Dr Finan said: “In my professional view it would not be a reasonable suggestion that she could have been normal for seven hours with those injuries already being incurred. It would not be a reasonable proposal.”

He told Sean Gillane SC, prosecuting, that he would find a proposal that the injuries could have been caused accidentally to be unacceptable.

“That the combination of injuries could be caused accidentally would not be credible,” he said.

He said the injuries clearly indicated the baby had suffered non-accidental injury and that shaking injury was a likely explanation.

The court heard these conclusions were contained in a report provided by Dr Finan to investigating gardaí on April 11, 2012.

Under cross examination Dr Finan agreed that in an earlier report, dated April 2, he stated that “precise dating of [the infant's] injuries is not possible at this time”. In the report he said this dating could be made upon further evaluation and medical imaging.

He denied a suggestion from Remy Farrell SC, defending that he had changed his mind between the first and second report.

“I didn’t change my mind. I felt I wasn’t in a position to complete a final report, I termed it an preliminary report. On April 11 I felt I had reached a point where I was able to draw conclusions,” he said.

Mr Farrell put it to him that nothing had changed between the two reports and suggested that the doctor had “just needed to think about it”.

Dr Finan replied: “It was a very serious issue. I needed to be careful about the conclusions drawn. I took the time I needed.”

He agreed with a defence suggestion that “lots of babies”, under five per cent of new born babies, have chronic subdural haemorrhaging. He said a chronic condition is ongoing while an acute condition is a very recent event.

He said a chronic subdural haemorrhage may not have significant symptoms.

The trial at Dublin Circuit Criminal Court continues before Judge Patricia Ryan and a jury of eight men and four women. There is a court order prohibiting publication of the child's name.

Professor Michael O’Keeffe, a Consultant Ophthalmologist, said he examined the infant at Temple Street Children's Hospital two days after the alleged assault.

He said he found extensive bleeding at the back of both eyes. He said these were very extensive haemorrhages.

He said: “Haemorrhages of this nature in this baby were very suspicious of a shaken baby.”

He added: “It's obviously a very controversial and big diagnosis. It has significant implications for many people. One has to exclude other causes.”

The professor said that he has seen the infant a number of times since and that her haemorrhages have eventually cleared.

Dr Finan told Mr Gillane that a CT brain imaging scan showed the child had subdural haemorrhaging or bleeding over both halves of the front of the brain.

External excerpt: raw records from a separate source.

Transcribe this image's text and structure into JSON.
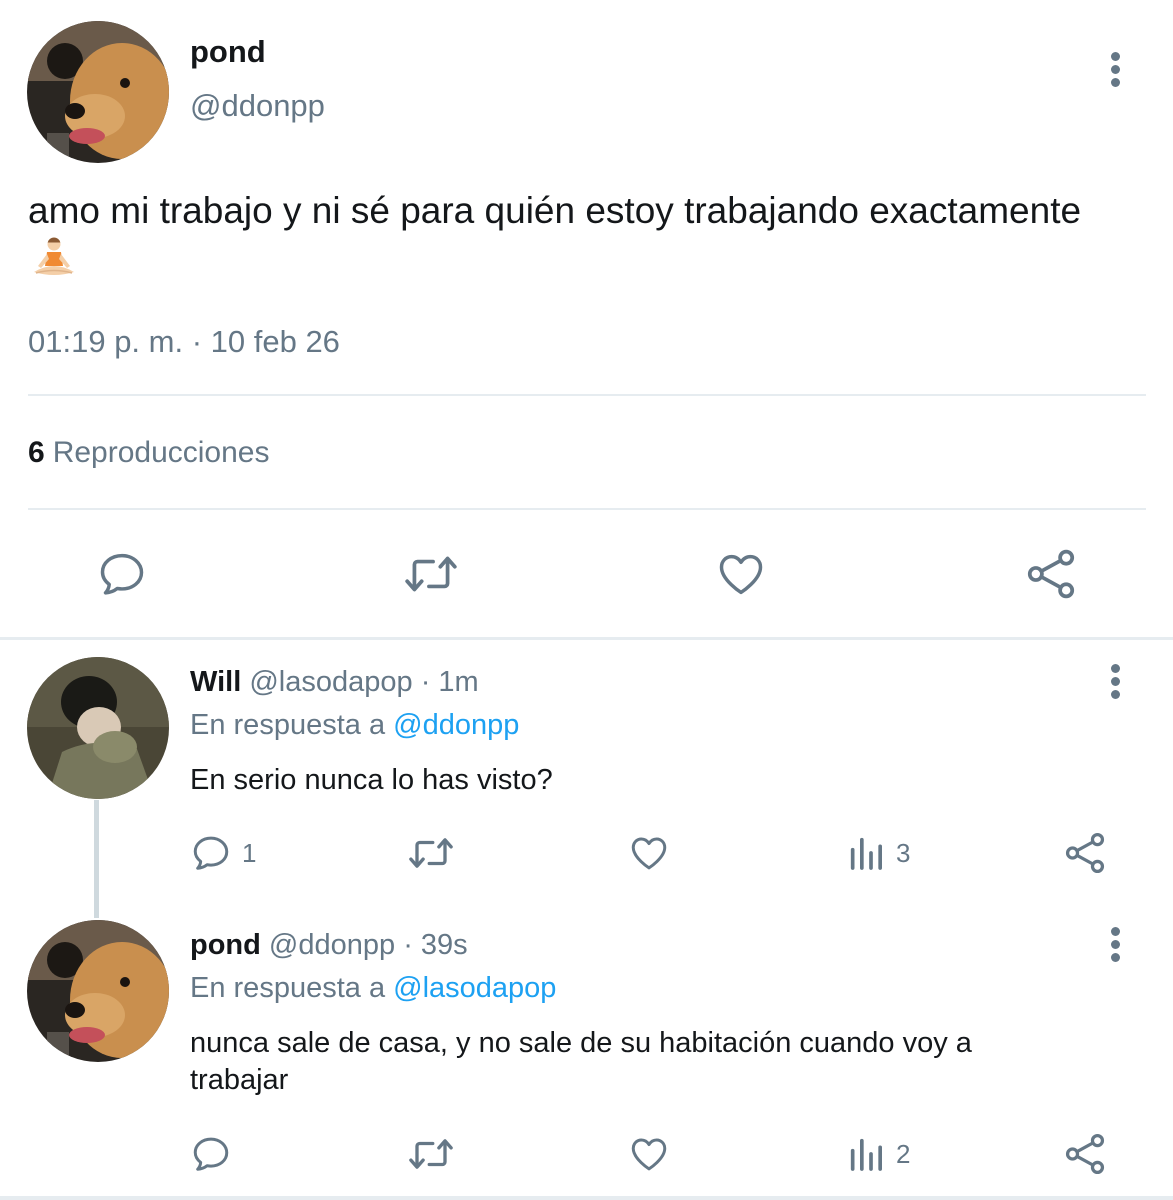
{
  "main_tweet": {
    "name": "pond",
    "handle": "@ddonpp",
    "text": "amo mi trabajo y ni sé para quién estoy trabajando exactamente",
    "emoji": "person-in-lotus-position",
    "timestamp": "01:19 p. m. · 10 feb 26",
    "views_count": "6",
    "views_label": "Reproducciones"
  },
  "replies": [
    {
      "name": "Will",
      "handle": "@lasodapop",
      "time": "· 1m",
      "reply_prefix": "En respuesta a",
      "reply_to": "@ddonpp",
      "text": "En serio nunca lo has visto?",
      "reply_count": "1",
      "retweet_count": "",
      "like_count": "",
      "views_count": "3"
    },
    {
      "name": "pond",
      "handle": "@ddonpp",
      "time": "· 39s",
      "reply_prefix": "En respuesta a",
      "reply_to": "@lasodapop",
      "text": "nunca sale de casa, y no sale de su habitación cuando voy a trabajar",
      "reply_count": "",
      "retweet_count": "",
      "like_count": "",
      "views_count": "2"
    }
  ],
  "icons": [
    "more-vertical-icon",
    "reply-icon",
    "retweet-icon",
    "like-icon",
    "share-icon",
    "views-icon"
  ],
  "colors": {
    "text": "#14171a",
    "muted": "#657786",
    "link": "#1da1f2",
    "divider": "#e6ecf0"
  }
}
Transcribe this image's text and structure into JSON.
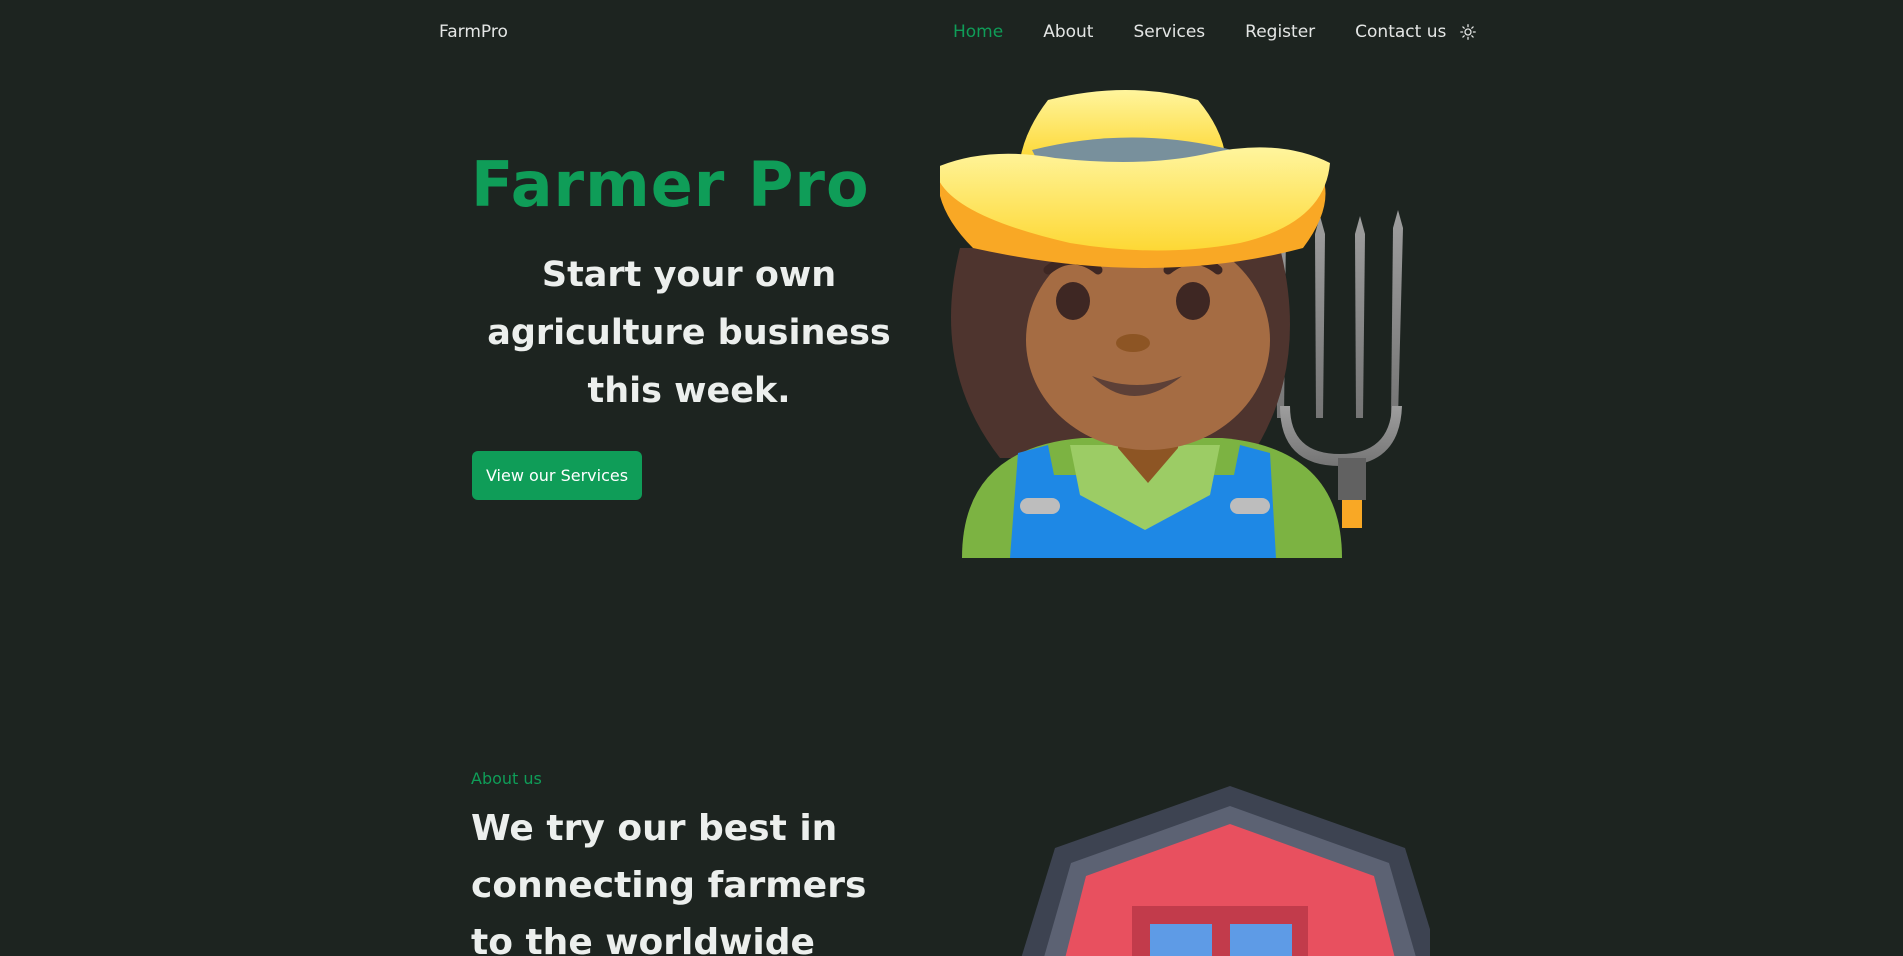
{
  "header": {
    "logo": "FarmPro",
    "nav": [
      {
        "label": "Home",
        "active": true
      },
      {
        "label": "About",
        "active": false
      },
      {
        "label": "Services",
        "active": false
      },
      {
        "label": "Register",
        "active": false
      },
      {
        "label": "Contact us",
        "active": false
      }
    ],
    "theme_toggle_icon": "sun-icon"
  },
  "hero": {
    "title": "Farmer Pro",
    "subtitle": "Start your own agriculture business this week.",
    "cta_label": "View our Services",
    "illustration_icon": "farmer-emoji"
  },
  "about": {
    "eyebrow": "About us",
    "title": "We try our best in connecting farmers to the worldwide",
    "illustration_icon": "barn-emoji"
  },
  "colors": {
    "background": "#1d2420",
    "accent": "#0f9d58",
    "text": "#ecefed"
  }
}
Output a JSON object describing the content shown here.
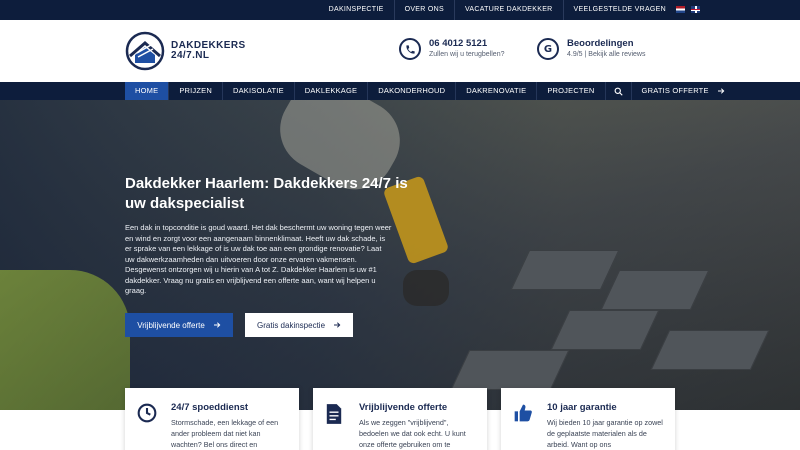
{
  "topbar": {
    "links": [
      "DAKINSPECTIE",
      "OVER ONS",
      "VACATURE DAKDEKKER",
      "VEELGESTELDE VRAGEN"
    ],
    "languages": [
      "nl-flag-icon",
      "en-flag-icon"
    ]
  },
  "logo": {
    "line1": "DAKDEKKERS",
    "line2": "24/7.NL",
    "icon": "house-roof-logo-icon"
  },
  "contact": {
    "phone": {
      "number": "06 4012 5121",
      "sub": "Zullen wij u terugbellen?",
      "icon": "phone-icon"
    },
    "reviews": {
      "title": "Beoordelingen",
      "sub": "4.9/5 | Bekijk alle reviews",
      "icon": "google-icon"
    }
  },
  "nav": {
    "items": [
      "HOME",
      "PRIJZEN",
      "DAKISOLATIE",
      "DAKLEKKAGE",
      "DAKONDERHOUD",
      "DAKRENOVATIE",
      "PROJECTEN"
    ],
    "active": "HOME",
    "search_icon": "search-icon",
    "cta": "GRATIS OFFERTE"
  },
  "hero": {
    "title_bold": "Dakdekker Haarlem:",
    "title_rest": " Dakdekkers 24/7 is uw dakspecialist",
    "text": "Een dak in topconditie is goud waard. Het dak beschermt uw woning tegen weer en wind en zorgt voor een aangenaam binnenklimaat. Heeft uw dak schade, is er sprake van een lekkage of is uw dak toe aan een grondige renovatie? Laat uw dakwerkzaamheden dan uitvoeren door onze ervaren vakmensen. Desgewenst ontzorgen wij u hierin van A tot Z. Dakdekker Haarlem is uw #1 dakdekker. Vraag nu gratis en vrijblijvend een offerte aan, want wij helpen u graag.",
    "btn_primary": "Vrijblijvende offerte",
    "btn_secondary": "Gratis dakinspectie"
  },
  "cards": [
    {
      "icon": "clock-icon",
      "title": "24/7 spoeddienst",
      "text": "Stormschade, een lekkage of een ander probleem dat niet kan wachten? Bel ons direct en"
    },
    {
      "icon": "document-icon",
      "title": "Vrijblijvende offerte",
      "text": "Als we zeggen \"vrijblijvend\", bedoelen we dat ook echt. U kunt onze offerte gebruiken om te"
    },
    {
      "icon": "thumbs-up-icon",
      "title": "10 jaar garantie",
      "text": "Wij bieden 10 jaar garantie op zowel de geplaatste materialen als de arbeid. Want op ons"
    }
  ],
  "colors": {
    "navy": "#0d1d3c",
    "accent_blue": "#1e4fa3",
    "text_dark": "#1b2a52"
  }
}
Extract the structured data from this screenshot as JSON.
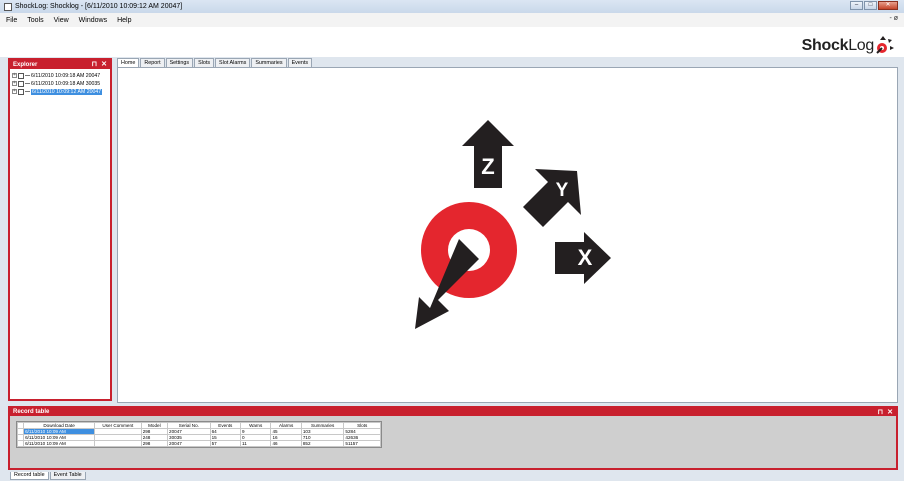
{
  "window": {
    "title": "ShockLog: Shocklog - [6/11/2010 10:09:12 AM  20047]",
    "min": "–",
    "max": "□",
    "close": "✕"
  },
  "menu": {
    "items": [
      "File",
      "Tools",
      "View",
      "Windows",
      "Help"
    ],
    "mdi_controls": "- ø"
  },
  "logo": {
    "text_bold": "Shock",
    "text_light": "Log"
  },
  "explorer": {
    "title": "Explorer",
    "pin": "⊓",
    "close": "✕",
    "items": [
      {
        "label": "6/11/2010 10:09:18 AM 20047"
      },
      {
        "label": "6/11/2010 10:09:18 AM 30035"
      },
      {
        "label": "6/11/2010 10:09:12 AM 20047"
      }
    ]
  },
  "tabs": [
    "Home",
    "Report",
    "Settings",
    "Slots",
    "Slot Alarms",
    "Summaries",
    "Events"
  ],
  "axes": {
    "z": "Z",
    "y": "Y",
    "x": "X",
    "accent": "#e4262e",
    "dark": "#231f20"
  },
  "record_table": {
    "title": "Record table",
    "pin": "⊓",
    "close": "✕",
    "columns": [
      "Download Date",
      "User Comment",
      "Model",
      "Serial No.",
      "Events",
      "Warns",
      "Alarms",
      "Summaries",
      "Slots"
    ],
    "rows": [
      [
        "6/11/2010 10:09 AM",
        "",
        "298",
        "20047",
        "64",
        "9",
        "45",
        "103",
        "5284"
      ],
      [
        "6/11/2010 10:09 AM",
        "",
        "248",
        "30035",
        "15",
        "0",
        "16",
        "710",
        "42636"
      ],
      [
        "6/11/2010 10:09 AM",
        "",
        "298",
        "20047",
        "57",
        "11",
        "46",
        "852",
        "51157"
      ]
    ]
  },
  "bottom_tabs": [
    "Record table",
    "Event Table"
  ]
}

There was also bleeding between the brain lining and the brain.

He said there was evidence the baby was not seeing anything. The baby continued to have seizures for five days.

He said the persistence of seizure indicated significant manifestation of brain abnormalities. He said there was reduced movement to her right limbs which persisted for a long period after her discharge from hospital in April.

A skeletal survey found two rib fractures which were not recent. He said the infant also had finger tip bruising on her back which was also consistent with shaken baby syndrome.

Dr Finan told the court: “The whole picture very clearly indicated to us that she had suffered significant non-accidental injury. I mean an injury that is inflicted.

“The combination suggested to be me a shaking injury was a likely explanation.”

He said retinal detachment, retinal haemorrhaging and the subdural haemorrhaging were significant indicators of a shaking injury.

Dr Finan told Mr Farrell that a lucid interval was an interval of time where a patient remains lucid following an acute head injury. He said it is usually associated with a head injury in an adult.

He agreed that a report from this baby's public health nurse made in September 2011 noted an increase in the head circumference of the infant of around ten per cent.

Asked was this significant he said it would be a reason to review and follow up. He said he wasn't aware of this growth when making his conclusions about the infant's brain injuries.

He said a chronic subdural haemorrhage would not lead to an increase in head circumference. He told Mr Gillane that this head circumference was still within the normal size and was neurologically normal.